HIV-infected persons were receiving different cART regimens when the tests were performed and this might be another limitation. However, the study was not designed to assess the effects of different cART on serum retinoids but rather the effects of optimal versus suboptimal cART and of HIV alone during cART interruptions. Another limitation is the lack of a control group of naïve-to-treatment HIV-infected persons. This was not possible when this exploratory study was initiated because very few naïve patients were seen at our center and most of them were hospitalised for AIDS-related illnesses. Furthermore, the effects, if any, of therapeutic vaccination and hydroxyurea (used to diminish the lymphocyte activation) could not be totally excluded. However, the intra-subject approach with longitudinal assessments diminished this theoretical bias. Moreover, hydroxyurea has a short half-life and is was given as a single dose in the evening and the blood specimens for retinoid assessments were drawn more than12 hours after the dose. Finally, being an exploratory work we did not assessed concomitant intracellular retinoid levels.
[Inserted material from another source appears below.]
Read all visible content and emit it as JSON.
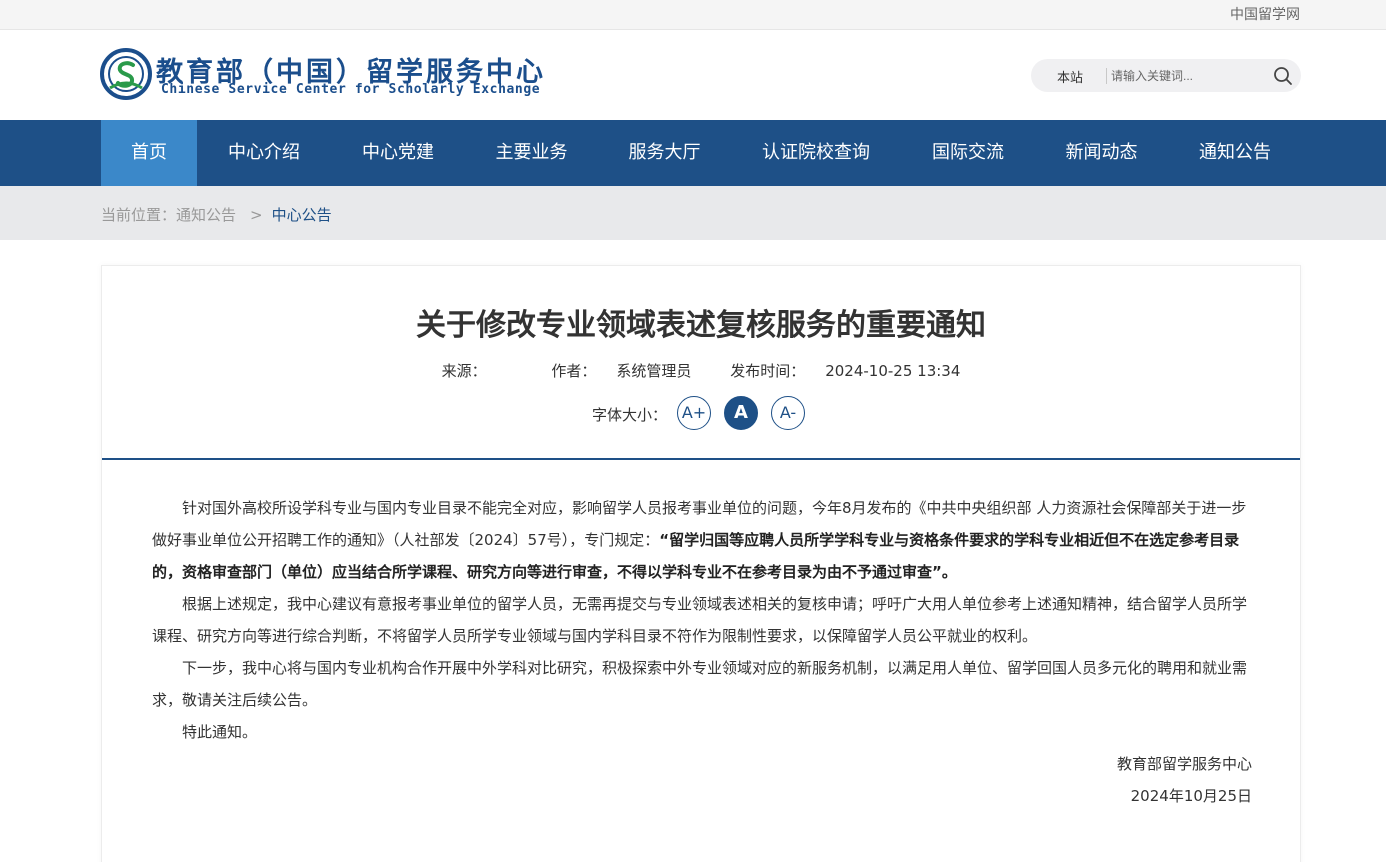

Nevertheless, we demonstrate that serum retinoids are significantly altered in adults with chronic HIV infection and that the contributing factors could be both HIV infection and its treatment. Based on these data and previous in vitro work we may assume that some of the retinoid-like side-effects, including metabolic abnormalities or clinical events, seen in HIV-infected persons on cART are due, at least in part, to altered intracellular retinoid metabolism . Moreover, other beneficial non-virologic effects of antiretrovirals might be related to the effects of cART on retinoid metabolism . However, further studies assessing concomitant serum and intracellular retinoid levels during different cART regimens in larger, homogenous groups of HIV-infected persons are warranted.